State Senator Dean Florez (Blowhard) – Bakersfield, actually proposed that the State’s retirement system, CALPERS, "invest" in the State’s debt, in a letter to State Treasurer Bill Lockyer (D). Lockyer, whose been hiding from the media during the State’s budget crisis, had no immediate comment, but he had to be thinking: "why would CALPERS jump on the Titanic when she’s already halfway down?
Florez, who’s mom is running for Assembly against Republican Danny Gilmore, reputedly was an "investment banker" in Shafter for about 30 seconds before he decided to become a lifetime politician. Given the intellectual validity of his proposal, which is uh, zero, its not hard to see why he chose politics. Its the easiest way to "invest" everyone else’s money.
The fact is, there isn’t a market for California’s paper (for those of you in Sacramento, that mean "debt") because California has been run into the ground by Gray Davis and Arnold Schwarzenegger, with a cast of willing Democrats in the Legislature pushing higher spending the entire way. Oh sure, there were a smattering or GOP votes for these budgets, but they’ve all been defeated or on their way to being defeated now.
And as for the voters. They are no better. They continually authorize bonds that nobody will buy – over $50 billion worth – because California can’t make the payments from its general fund. And next month, guess what?! More bonds! And hey, let’s keep re-electing the geniuses that have bankrupted us! We’re so smart, you know.
With investor liquidity all but evaporated over the past three weeks, worldwide, there will be no market for California’s debt for some time, unless the interest rates are at confiscatory levels. Even so, I wouldn’t lend California any money for any interest rate. We are a mess and we have no executive leadership and no plan. Checkmate.
So Senator Florez, on the way to your next run at public office, you might want to go back to school and take a finance course or two. Or better yet, just remember, we have about $125 billion to spend so let’s not spend $145 billion. Okay?

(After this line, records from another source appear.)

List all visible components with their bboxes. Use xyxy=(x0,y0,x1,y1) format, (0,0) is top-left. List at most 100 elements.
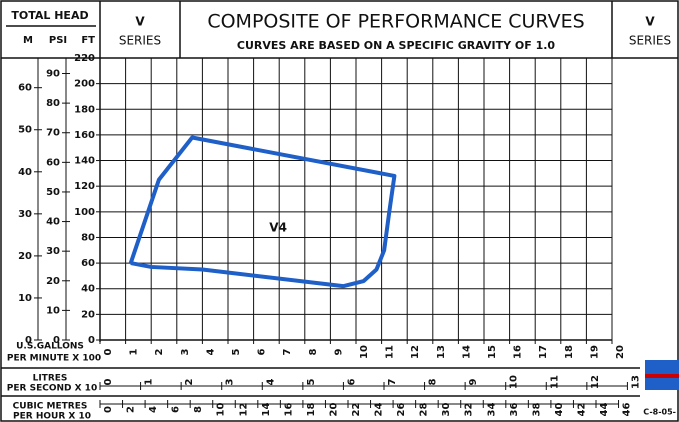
tick-label: 38 xyxy=(531,403,542,417)
series-header: V xyxy=(135,15,145,29)
tick-label: 13 xyxy=(630,375,641,389)
chart-title: COMPOSITE OF PERFORMANCE CURVES xyxy=(207,11,584,33)
tick-label: 4 xyxy=(265,378,276,385)
head-title: TOTAL HEAD xyxy=(11,9,88,22)
tick-label: 5 xyxy=(306,378,317,385)
y-tick-label: 140 xyxy=(74,156,95,167)
x-tick-label: 12 xyxy=(410,345,421,359)
x-tick-label: 8 xyxy=(308,348,319,355)
y-tick-label: 180 xyxy=(74,104,95,115)
tick-label: 1 xyxy=(144,378,155,385)
x-tick-label: 13 xyxy=(436,345,447,359)
axis-label: LITRES xyxy=(33,374,68,384)
y-tick-label: 220 xyxy=(74,53,95,64)
axis-label: PSI xyxy=(49,35,67,46)
tick-label: 40 xyxy=(554,403,565,417)
x-tick-label: 14 xyxy=(461,345,472,359)
tick-label: 90 xyxy=(46,69,60,80)
tick-label: 12 xyxy=(238,403,249,417)
tick-label: 30 xyxy=(441,403,452,417)
tick-label: 50 xyxy=(46,187,60,198)
tick-label: 44 xyxy=(599,403,610,417)
x-tick-label: 6 xyxy=(257,348,268,355)
tick-label: 34 xyxy=(486,403,497,417)
series-header: SERIES xyxy=(629,34,671,48)
tick-label: 50 xyxy=(18,125,32,136)
tick-label: 18 xyxy=(306,403,317,417)
tick-label: 30 xyxy=(46,246,60,257)
x-tick-label: 4 xyxy=(205,348,216,355)
x-tick-label: 10 xyxy=(359,345,370,359)
tick-label: 70 xyxy=(46,128,60,139)
x-tick-label: 1 xyxy=(129,348,140,355)
tick-label: 60 xyxy=(18,83,32,94)
x-tick-label: 11 xyxy=(385,345,396,359)
tick-label: 0 xyxy=(103,406,114,413)
tick-label: 6 xyxy=(346,378,357,385)
x-axis-label: PER MINUTE X 100 xyxy=(7,354,101,364)
tick-label: 10 xyxy=(46,305,60,316)
y-tick-label: 40 xyxy=(81,284,95,295)
x-tick-label: 5 xyxy=(231,348,242,355)
tick-label: 9 xyxy=(468,378,479,385)
x-tick-label: 18 xyxy=(564,345,575,359)
tick-label: 20 xyxy=(328,403,339,417)
x-tick-label: 16 xyxy=(513,345,524,359)
tick-label: 40 xyxy=(46,217,60,228)
tick-label: 8 xyxy=(193,406,204,413)
tick-label: 0 xyxy=(53,335,60,346)
y-tick-label: 0 xyxy=(88,335,95,346)
x-tick-label: 19 xyxy=(589,345,600,359)
tick-label: 60 xyxy=(46,157,60,168)
logo xyxy=(645,374,679,378)
tick-label: 3 xyxy=(225,378,236,385)
x-tick-label: 7 xyxy=(282,348,293,355)
tick-label: 14 xyxy=(261,403,272,417)
axis-label: PER SECOND X 10 xyxy=(7,384,97,394)
tick-label: 10 xyxy=(18,293,32,304)
tick-label: 20 xyxy=(46,276,60,287)
x-tick-label: 15 xyxy=(487,345,498,359)
axis-label: M xyxy=(23,35,33,46)
tick-label: 10 xyxy=(216,403,227,417)
series-header: SERIES xyxy=(119,34,161,48)
tick-label: 12 xyxy=(590,375,601,389)
performance-curve xyxy=(128,135,397,289)
tick-label: 24 xyxy=(374,403,385,417)
tick-label: 36 xyxy=(509,403,520,417)
tick-label: 46 xyxy=(622,403,633,417)
y-tick-label: 160 xyxy=(74,130,95,141)
axis-label: PER HOUR X 10 xyxy=(13,412,91,422)
x-tick-label: 2 xyxy=(154,348,165,355)
tick-label: 40 xyxy=(18,167,32,178)
tick-label: 80 xyxy=(46,98,60,109)
x-tick-label: 20 xyxy=(615,345,626,359)
y-tick-label: 120 xyxy=(74,181,95,192)
x-tick-label: 0 xyxy=(103,348,114,355)
tick-label: 2 xyxy=(184,378,195,385)
tick-label: 8 xyxy=(428,378,439,385)
tick-label: 20 xyxy=(18,251,32,262)
tick-label: 7 xyxy=(387,378,398,385)
y-tick-label: 200 xyxy=(74,79,95,90)
x-tick-label: 3 xyxy=(180,348,191,355)
y-tick-label: 60 xyxy=(81,258,95,269)
tick-label: 32 xyxy=(464,403,475,417)
tick-label: 6 xyxy=(171,406,182,413)
tick-label: 11 xyxy=(549,375,560,389)
y-tick-label: 100 xyxy=(74,207,95,218)
x-tick-label: 9 xyxy=(333,348,344,355)
tick-label: 22 xyxy=(351,403,362,417)
y-tick-label: 20 xyxy=(81,309,95,320)
tick-label: 10 xyxy=(509,375,520,389)
chart-subtitle: CURVES ARE BASED ON A SPECIFIC GRAVITY O… xyxy=(237,39,555,52)
y-axis-label: FT xyxy=(81,35,95,46)
axis-label: CUBIC METRES xyxy=(13,402,88,412)
x-tick-label: 17 xyxy=(538,345,549,359)
tick-label: 30 xyxy=(18,209,32,220)
tick-label: 0 xyxy=(103,378,114,385)
drawing-number: C-8-05- xyxy=(643,408,676,417)
tick-label: 16 xyxy=(283,403,294,417)
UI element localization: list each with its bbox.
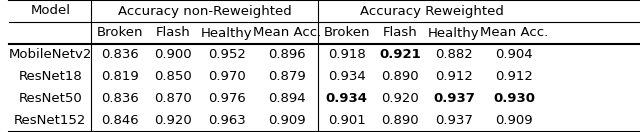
Text: Model: Model — [31, 4, 70, 18]
Text: 0.836: 0.836 — [101, 48, 139, 62]
Text: Broken: Broken — [324, 27, 370, 39]
Text: ResNet152: ResNet152 — [14, 114, 86, 128]
Text: 0.912: 0.912 — [495, 70, 533, 84]
Text: Accuracy Reweighted: Accuracy Reweighted — [360, 4, 504, 18]
Text: 0.890: 0.890 — [381, 114, 419, 128]
Text: 0.882: 0.882 — [435, 48, 473, 62]
Text: MobileNetv2: MobileNetv2 — [9, 48, 92, 62]
Text: Healthy: Healthy — [201, 27, 253, 39]
Text: 0.909: 0.909 — [495, 114, 532, 128]
Text: 0.870: 0.870 — [154, 93, 192, 105]
Text: 0.912: 0.912 — [435, 70, 473, 84]
Text: 0.970: 0.970 — [208, 70, 246, 84]
Text: Healthy: Healthy — [428, 27, 480, 39]
Text: 0.846: 0.846 — [101, 114, 139, 128]
Text: ResNet18: ResNet18 — [19, 70, 83, 84]
Text: 0.930: 0.930 — [493, 93, 535, 105]
Text: 0.920: 0.920 — [381, 93, 419, 105]
Text: 0.934: 0.934 — [328, 70, 365, 84]
Text: 0.890: 0.890 — [381, 70, 419, 84]
Text: 0.909: 0.909 — [268, 114, 306, 128]
Text: 0.937: 0.937 — [435, 114, 473, 128]
Text: 0.896: 0.896 — [268, 48, 306, 62]
Text: 0.900: 0.900 — [155, 48, 192, 62]
Text: 0.904: 0.904 — [495, 48, 532, 62]
Text: 0.920: 0.920 — [154, 114, 192, 128]
Text: 0.934: 0.934 — [326, 93, 368, 105]
Text: 0.918: 0.918 — [328, 48, 365, 62]
Text: 0.901: 0.901 — [328, 114, 365, 128]
Text: Flash: Flash — [156, 27, 191, 39]
Text: 0.963: 0.963 — [208, 114, 246, 128]
Text: 0.836: 0.836 — [101, 93, 139, 105]
Text: Mean Acc.: Mean Acc. — [253, 27, 321, 39]
Text: 0.819: 0.819 — [101, 70, 139, 84]
Text: 0.879: 0.879 — [268, 70, 306, 84]
Text: 0.894: 0.894 — [268, 93, 306, 105]
Text: Broken: Broken — [97, 27, 143, 39]
Text: ResNet50: ResNet50 — [19, 93, 83, 105]
Text: 0.850: 0.850 — [154, 70, 192, 84]
Text: Accuracy non-Reweighted: Accuracy non-Reweighted — [118, 4, 292, 18]
Text: Flash: Flash — [383, 27, 418, 39]
Text: 0.976: 0.976 — [208, 93, 246, 105]
Text: 0.937: 0.937 — [433, 93, 475, 105]
Text: 0.952: 0.952 — [208, 48, 246, 62]
Text: 0.921: 0.921 — [380, 48, 421, 62]
Text: Mean Acc.: Mean Acc. — [480, 27, 548, 39]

October 8th, 2008 at 12:00 am
Wow. Brutal honesty. What a switch from typical political double-speak that we hear from candidates. Mike is right about the voters. I ran against Dean Florez in 2000 when the state had a one-time $12 billion dollar surplus, and Florez and the democrats squandered it and went on an endless borrowing and spending spree. And the voters ignored my warnings. Now, the chickens really have come home to roost.
Ken Kay
October 13th, 2008 at 12:00 am
CalPers would be the perfect agent to invest in California debt…. let the employee unions fund the fiasco that they created.